Polícia britânica vai abrir uma investigação ao falecido ex-deputado Clement Freud, neto do famoso psicanalista, que esta semana foi acusado de pedofilia e que se aproximou da família de Maddie após o desaparecimento da criança inglesa na Praia do Luz em 2007, onde Freud tinha uma casa de férias

Um novo documentário intitulado "Exposure" do canal britânico ITV, que vai ser transmitido esta quarta-feira à noite no Reino Unido, traz novas informações que a polícia poderá vir a incluir na investigação ao desaparecimento de Madeleine McCann na praia da Luz, no Algarve, em maio de 2007.

No documentário, duas mulheres denunciam os abusos sexuais de que foram vítimas entre os anos 1940 e 1970 às mãos de Clement Freud, famoso político e escritor alemão naturalizado britânico, ainda mais famoso por ser descendente direto do psicanalista Sigmund Freud.

Sylvia Woosley, que conheceu Clement quando tinha 10 anos e que mais tarde viveu com ele quando o casamento da sua mãe acabou, diz que o ex-deputado a molestou durante vários anos quando era criança. Uma segunda mulher, que prefere manter o anonimato, acusa o ex-deputado liberal de também abusar sexualmente dela quando era criança e de a violar anos depois, quando tinha 18 anos.

Na terça-feira à noite, ao saber do conteúdo do documentário televisivo, Jill Freud, a viúva do acusado, disse em comunicado que se sente "profundamente triste" e que "lamenta profundamente o que aconteceu a essas mulheres". O pedido de desculpas às vítimas foi seguido de um rebulício nos media britânicos, que especulam que a polícia britânica vá investigar as possíveis ligações do suspeito pedófilo ao desaparecimento de Maddie há nove anos.

Freud, que morreu em abril de 2009 poucos dias antes de completar 85 anos, tinha uma casa de férias na Praia da Luz e, semanas depois do desaparecimento da criança inglesa, entrou em contacto com Gerry e Kate McCann, tornando-se amigo deles e acolhendo-os na sua casa em pelo menos duas ocasiões, aponta o "Telegraph".

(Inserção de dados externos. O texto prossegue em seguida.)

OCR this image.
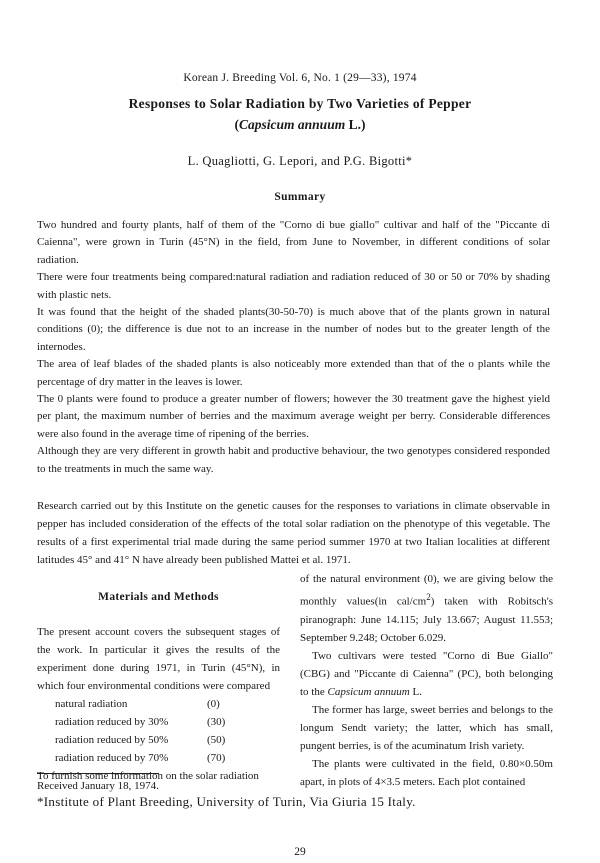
Korean J. Breeding Vol. 6, No. 1 (29—33), 1974
Responses to Solar Radiation by Two Varieties of Pepper
(Capsicum annuum L.)
L. Quagliotti, G. Lepori, and P.G. Bigotti*
Summary

Two hundred and fourty plants, half of them of the "Corno di bue giallo" cultivar and half of the "Piccante di Caienna", were grown in Turin (45°N) in the field, from June to November, in different conditions of solar radiation.

There were four treatments being compared:natural radiation and radiation reduced of 30 or 50 or 70% by shading with plastic nets.

It was found that the height of the shaded plants(30-50-70) is much above that of the plants grown in natural conditions (0); the difference is due not to an increase in the number of nodes but to the greater length of the internodes.

The area of leaf blades of the shaded plants is also noticeably more extended than that of the o plants while the percentage of dry matter in the leaves is lower.

The 0 plants were found to produce a greater number of flowers; however the 30 treatment gave the highest yield per plant, the maximum number of berries and the maximum average weight per berry. Considerable differences were also found in the average time of ripening of the berries.

Although they are very different in growth habit and productive behaviour, the two genotypes considered responded to the treatments in much the same way.

Research carried out by this Institute on the genetic causes for the responses to variations in climate observable in pepper has included consideration of the effects of the total solar radiation on the phenotype of this vegetable. The results of a first experimental trial made during the same period summer 1970 at two Italian localities at different latitudes 45° and 41° N have already been published Mattei et al. 1971.

Materials and Methods

The present account covers the subsequent stages of the work. In particular it gives the results of the experiment done during 1971, in Turin (45°N), in which four environmental conditions were compared

natural radiation	(0)
radiation reduced by 30%	(30)
radiation reduced by 50%	(50)
radiation reduced by 70%	(70)

To furnish some information on the solar radiation

of the natural environment (0), we are giving below the monthly values(in cal/$cm^2$) taken with Robitsch's piranograph: June 14.115; July 13.667; August 11.553; September 9.248; October 6.029.

Two cultivars were tested "Corno di Bue Giallo" (CBG) and "Piccante di Caienna" (PC), both belonging to the Capsicum annuum L.

The former has large, sweet berries and belongs to the longum Sendt variety; the latter, which has small, pungent berries, is of the acuminatum Irish variety.

The plants were cultivated in the field, 0.80×0.50m apart, in plots of 4×3.5 meters. Each plot contained

Received January 18, 1974.
*Institute of Plant Breeding, University of Turin, Via Giuria 15 Italy.
29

Segundo o "The Independent" e outros jornais, a polícia britânica está a analisar a informação sobre o passado de Freud e as novas acusações de pedofilia para apurar se são relevantes para a investigação ao desaparecimento de Madeleine. De acordo com a família do ex-deputado, os Freud não estavam no Algarve quando a criança desapareceu da casa que Gerry e Kate estavam a arrendar num complexo turístico da Praia da Luz enquanto os pais estavam a jantar fora com amigos.

Em comunicado, um porta-voz dos Liberais Democratas falou em "alegações horrendas" e disse que o partido "está profundamente entristecido por saber que houve vidas que foram arruinadas por um homem cuja faceta pública estava em tão grande desacordo com o seu verdadeiro caráter". No documento, o partido ao qual Freud pertenceu elogiou a "grande coragem destas mulheres em falarem publicamente, após uma vida inteira a terem de esconder" os crimes de que foram vítimas.

"Este é o último de uma série de casos terríveis de figuras muito conhecidas que sistematicamente usaram o seu estatuto de celebridades e poder para cometerem abusos e violações", lê-se no comunicado. "Clement Freud era uma figura sénior dos Liberais, o predecessor do nosso partido, e estamos profundamente chocados e horrorizados com estas notícias. O nosso partido nunca teve conhecimento do que se passou e os nossos corações estão com as mulheres que foram afetadas."